Jetzt hatte er immer Angst um seine Tiere, wenn er mit ihnen draußen war.

Sie hatten den Täter nie erwischt, der Bingo das angetan hatte. Stundenlang quälte er sich. Blutiger Stuhl, Blutiger Auswurf. Eine ganze Nacht lang quälendes Jaulen.

Heute fuhr er zum selben Feld, an dem Bingo damals den vergifteten Fleischklumpen gefressen hatte.

Reese schnüffelte aufgeregt.

Reese war Bingos Nachfolger. Er saß auf der Ladefläche seines Trucks. Er war um einiges größer als Bingo.

Er hielt an und öffnete die Ladepritsche. Reese sprang direkt runter und sauste in das Maisfeld. Kurz darauf ertönten die ersten qualvollen Schreie.

 

Sie hatten den Täter nie erwischt.

Er hatte ihn erwischt.

Reese würde wahrscheinlich mächtig Spaß mit ihm haben.

Wildschweine fressen alles.

Märchenstunde 1 v. 2

„Schau nur!“, rief sie und zeigte mit ihren kleinen Fingern auf das große bunte Etwas über ihren Köpfen. Der Wind hatte ihre blonden Haare zerzaust und der rote Regenmantel war gesprenkelt von kleinen Dreckspritzern, die sie in ihrer Erscheinung einem großen Marienkäfer gleichen ließ. Es war kalt hier, mitten auf dem Feld. Die Natur, die sie sonst zu sehen bekam, bestand aus einem kleinen Park mit Spielplatz, der zwei Straßen neben ihrer Wohnung angelegt worden war. Rollschuh fahren war dort verboten. Hunde waren dort verboten. Lärmen war dort verboten.

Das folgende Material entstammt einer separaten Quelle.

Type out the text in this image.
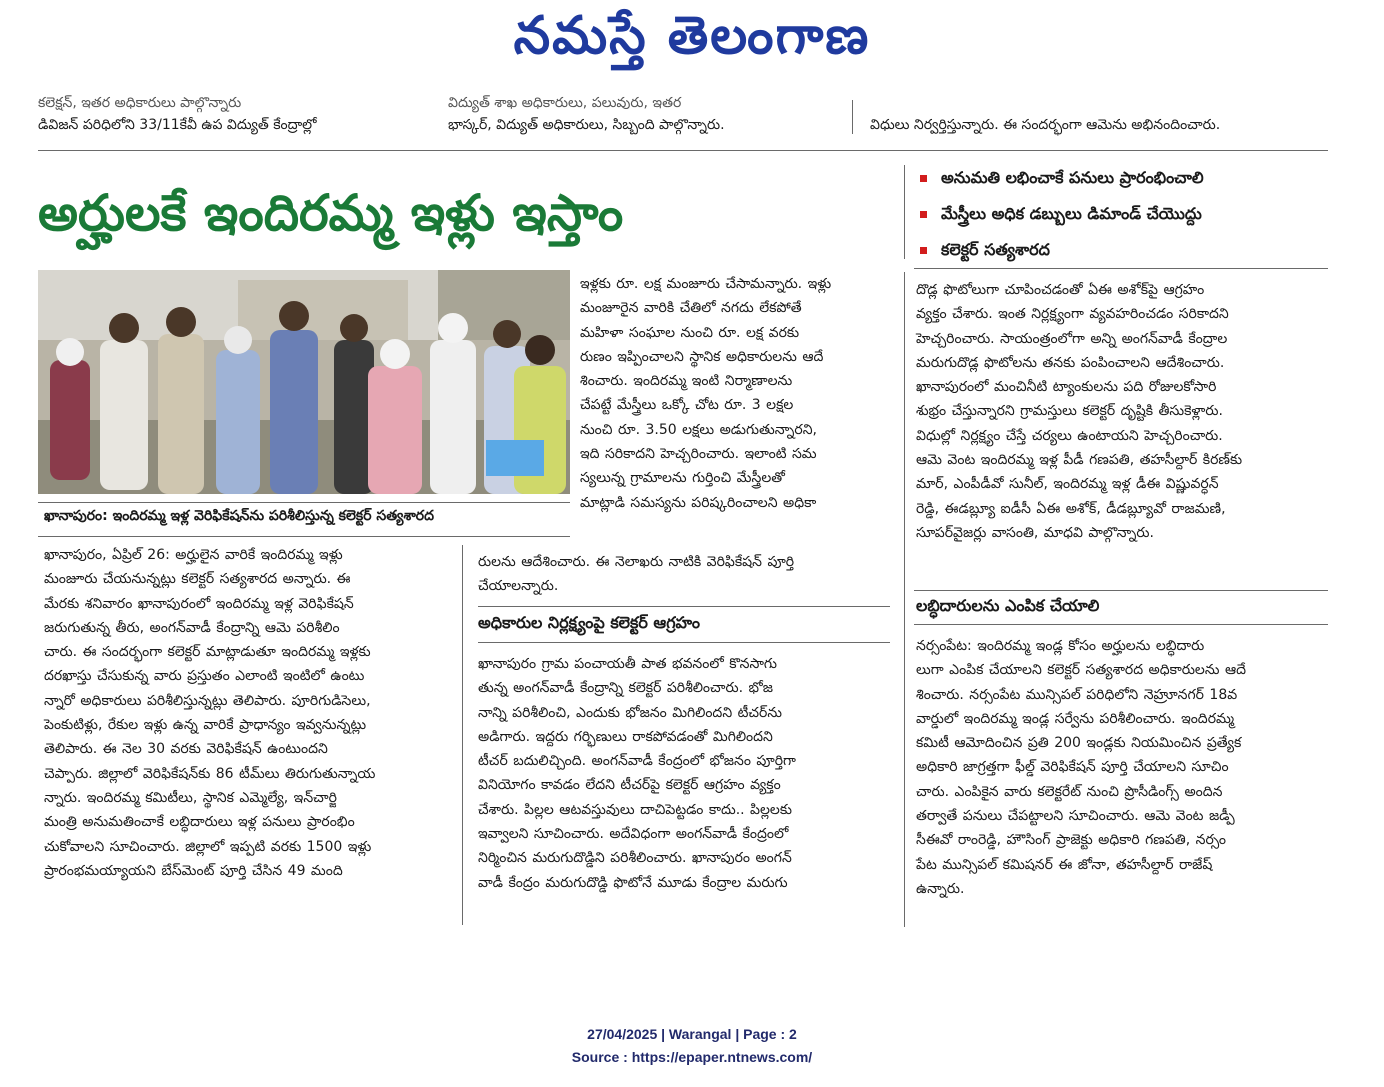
నమస్తే తెలంగాణ

కలెక్షన్, ఇతర అధికారులు పాల్గొన్నారు

డివిజన్ పరిధిలోని 33/11కేవీ ఉప విద్యుత్ కేంద్రాల్లో

విద్యుత్ శాఖ అధికారులు, పలువురు, ఇతర

భాస్కర్, విద్యుత్ అధికారులు, సిబ్బంది పాల్గొన్నారు.	విధులు నిర్వర్తిస్తున్నారు. ఈ సందర్భంగా ఆమెను అభినందించారు.

అర్హులకే ఇందిరమ్మ ఇళ్లు ఇస్తాం
అనుమతి లభించాకే పనులు ప్రారంభించాలి
మేస్త్రీలు అధిక డబ్బులు డిమాండ్ చేయొద్దు
కలెక్టర్ సత్యశారద
ఖానాపురం: ఇందిరమ్మ ఇళ్ల వెరిఫికేషన్‌ను పరిశీలిస్తున్న కలెక్టర్ సత్యశారద

ఖానాపురం, ఏప్రిల్ 26: అర్హులైన వారికే ఇందిరమ్మ ఇళ్లు

మంజూరు చేయనున్నట్లు కలెక్టర్ సత్యశారద అన్నారు. ఈ

మేరకు శనివారం ఖానాపురంలో ఇందిరమ్మ ఇళ్ల వెరిఫికేషన్

జరుగుతున్న తీరు, అంగన్‌వాడీ కేంద్రాన్ని ఆమె పరిశీలిం

చారు. ఈ సందర్భంగా కలెక్టర్ మాట్లాడుతూ ఇందిరమ్మ ఇళ్లకు

దరఖాస్తు చేసుకున్న వారు ప్రస్తుతం ఎలాంటి ఇంటిలో ఉంటు

న్నారో అధికారులు పరిశీలిస్తున్నట్లు తెలిపారు. పూరిగుడిసెలు,

పెంకుటిళ్లు, రేకుల ఇళ్లు ఉన్న వారికే ప్రాధాన్యం ఇవ్వనున్నట్లు

తెలిపారు. ఈ నెల 30 వరకు వెరిఫికేషన్ ఉంటుందని

చెప్పారు. జిల్లాలో వెరిఫికేషన్‌కు 86 టీమ్‌లు తిరుగుతున్నాయ

న్నారు. ఇందిరమ్మ కమిటీలు, స్థానిక ఎమ్మెల్యే, ఇన్‌చార్జి

మంత్రి అనుమతించాకే లబ్ధిదారులు ఇళ్ల పనులు ప్రారంభిం

చుకోవాలని సూచించారు. జిల్లాలో ఇప్పటి వరకు 1500 ఇళ్లు

ప్రారంభమయ్యాయని బేస్‌మెంట్ పూర్తి చేసిన 49 మంది

ఇళ్లకు రూ. లక్ష మంజూరు చేసామన్నారు. ఇళ్లు

మంజూరైన వారికి చేతిలో నగదు లేకపోతే

మహిళా సంఘాల నుంచి రూ. లక్ష వరకు

రుణం ఇప్పించాలని స్థానిక అధికారులను ఆదే

శించారు. ఇందిరమ్మ ఇంటి నిర్మాణాలను

చేపట్టే మేస్త్రీలు ఒక్కో చోట రూ. 3 లక్షల

నుంచి రూ. 3.50 లక్షలు అడుగుతున్నారని,

ఇది సరికాదని హెచ్చరించారు. ఇలాంటి సమ

స్యలున్న గ్రామాలను గుర్తించి మేస్త్రీలతో

మాట్లాడి సమస్యను పరిష్కరించాలని అధికా

రులను ఆదేశించారు. ఈ నెలాఖరు నాటికి వెరిఫికేషన్ పూర్తి

చేయాలన్నారు.

అధికారుల నిర్లక్ష్యంపై కలెక్టర్ ఆగ్రహం

ఖానాపురం గ్రామ పంచాయతీ పాత భవనంలో కొనసాగు

తున్న అంగన్‌వాడీ కేంద్రాన్ని కలెక్టర్ పరిశీలించారు. భోజ

నాన్ని పరిశీలించి, ఎందుకు భోజనం మిగిలిందని టీచర్‌ను

అడిగారు. ఇద్దరు గర్భిణులు రాకపోవడంతో మిగిలిందని

టీచర్ బదులిచ్చింది. అంగన్‌వాడీ కేంద్రంలో భోజనం పూర్తిగా

వినియోగం కావడం లేదని టీచర్‌పై కలెక్టర్ ఆగ్రహం వ్యక్తం

చేశారు. పిల్లల ఆటవస్తువులు దాచిపెట్టడం కాదు.. పిల్లలకు

ఇవ్వాలని సూచించారు. అదేవిధంగా అంగన్‌వాడీ కేంద్రంలో

నిర్మించిన మరుగుదొడ్డిని పరిశీలించారు. ఖానాపురం అంగన్

వాడీ కేంద్రం మరుగుదొడ్డి ఫొటోనే మూడు కేంద్రాల మరుగు

దొడ్ల ఫొటోలుగా చూపించడంతో ఏఈ అశోక్‌పై ఆగ్రహం

వ్యక్తం చేశారు. ఇంత నిర్లక్ష్యంగా వ్యవహరించడం సరికాదని

హెచ్చరించారు. సాయంత్రంలోగా అన్ని అంగన్‌వాడీ కేంద్రాల

మరుగుదొడ్ల ఫొటోలను తనకు పంపించాలని ఆదేశించారు.

ఖానాపురంలో మంచినీటి ట్యాంకులను పది రోజులకోసారి

శుభ్రం చేస్తున్నారని గ్రామస్తులు కలెక్టర్ దృష్టికి తీసుకెళ్లారు.

విధుల్లో నిర్లక్ష్యం చేస్తే చర్యలు ఉంటాయని హెచ్చరించారు.

ఆమె వెంట ఇందిరమ్మ ఇళ్ల పీడీ గణపతి, తహసీల్దార్ కిరణ్‌కు

మార్, ఎంపీడీవో సునీల్, ఇందిరమ్మ ఇళ్ల డీఈ విష్ణువర్ధన్

రెడ్డి, ఈడబ్ల్యూ ఐడీసీ ఏఈ అశోక్, డీడబ్ల్యూవో రాజమణి,

సూపర్‌వైజర్లు వాసంతి, మాధవి పాల్గొన్నారు.

లబ్ధిదారులను ఎంపిక చేయాలి

నర్సంపేట: ఇందిరమ్మ ఇండ్ల కోసం అర్హులను లబ్ధిదారు

లుగా ఎంపిక చేయాలని కలెక్టర్ సత్యశారద అధికారులను ఆదే

శించారు. నర్సంపేట మున్సిపల్ పరిధిలోని నెహ్రూనగర్ 18వ

వార్డులో ఇందిరమ్మ ఇండ్ల సర్వేను పరిశీలించారు. ఇందిరమ్మ

కమిటీ ఆమోదించిన ప్రతి 200 ఇండ్లకు నియమించిన ప్రత్యేక

అధికారి జాగ్రత్తగా ఫీల్డ్ వెరిఫికేషన్ పూర్తి చేయాలని సూచిం

చారు. ఎంపికైన వారు కలెక్టరేట్ నుంచి ప్రొసీడింగ్స్ అందిన

తర్వాతే పనులు చేపట్టాలని సూచించారు. ఆమె వెంట జడ్పీ

సీఈవో రాంరెడ్డి, హౌసింగ్ ప్రాజెక్టు అధికారి గణపతి, నర్సం

పేట మున్సిపల్ కమిషనర్ ఈ జోనా, తహసీల్దార్ రాజేష్

ఉన్నారు.

27/04/2025 | Warangal | Page : 2
Source : https://epaper.ntnews.com/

Doch jetzt stand sie mitten auf diesem gigantischen schneebedeckten Feld und blickte mit ihren großen, braunen Augen in den wolkenverhangenen Himmel.

„Schau nur!“, rief sie noch lauter und zog ihren Vater am Ärmel. Über ihren Köpfen schwebte es fast lautlos, nur ab und zu fauchend, vorüber.

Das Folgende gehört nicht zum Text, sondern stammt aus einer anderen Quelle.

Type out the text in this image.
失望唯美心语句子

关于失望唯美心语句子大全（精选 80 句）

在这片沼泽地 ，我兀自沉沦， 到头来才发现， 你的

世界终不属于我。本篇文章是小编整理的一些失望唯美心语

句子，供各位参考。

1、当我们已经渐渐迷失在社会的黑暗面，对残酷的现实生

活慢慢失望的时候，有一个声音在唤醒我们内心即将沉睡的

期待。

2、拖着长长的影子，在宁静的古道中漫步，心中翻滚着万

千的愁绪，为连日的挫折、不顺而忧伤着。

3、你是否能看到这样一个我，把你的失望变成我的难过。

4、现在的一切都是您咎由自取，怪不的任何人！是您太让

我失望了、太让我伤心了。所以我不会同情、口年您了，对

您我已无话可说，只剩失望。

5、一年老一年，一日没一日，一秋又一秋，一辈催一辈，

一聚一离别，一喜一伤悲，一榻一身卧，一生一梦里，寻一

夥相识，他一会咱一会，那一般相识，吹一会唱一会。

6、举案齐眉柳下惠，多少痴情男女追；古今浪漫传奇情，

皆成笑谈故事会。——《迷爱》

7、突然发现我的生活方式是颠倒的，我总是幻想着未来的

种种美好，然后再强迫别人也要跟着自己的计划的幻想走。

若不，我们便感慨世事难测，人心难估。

„Ich seh ihn ja, Paula. Ich seh ihn.“ Ihr Vater stand direkt neben ihr.

Der Heißluftballon schmolz sich seinen Weg durch dicke, eisige Luft um kurze Zeit später mit einem Fauchen wieder von den Wolken verschlungen zu werden. Gebannt starrte Paula noch minutenlang auf die Stelle, wo sie ihn zuletzt gesehen hatte. Der Wind blies heftiger und an ihrer kleinen Nase formte sich ein Tröpfchen, das sie ohne Mühe abschüttelte und die Ringe zählte, die es beim Aufprall in einer Pfütze hinterließen. Langsam trottete sie hinter ihrem Vater her, fasziniert von dem matschigen Schuhabdrücken anderer, die vorher diesen Feldweg für sich beanspruchten. Hier und da erkannte man Spuren von einem Hund und Paula dachte darüber nach, wie es wohl sein müsse, nur mit einem Fell bekleidet durch den Wald zu laufen. Sie fröstelte bei dem Gedanken. Schließlich hatte sie heute außer ihrer roten Regenjacke noch zwei Unterhemden und einen dicken Pulli an, den ihr ihre Mama zum Geburtstag strickte.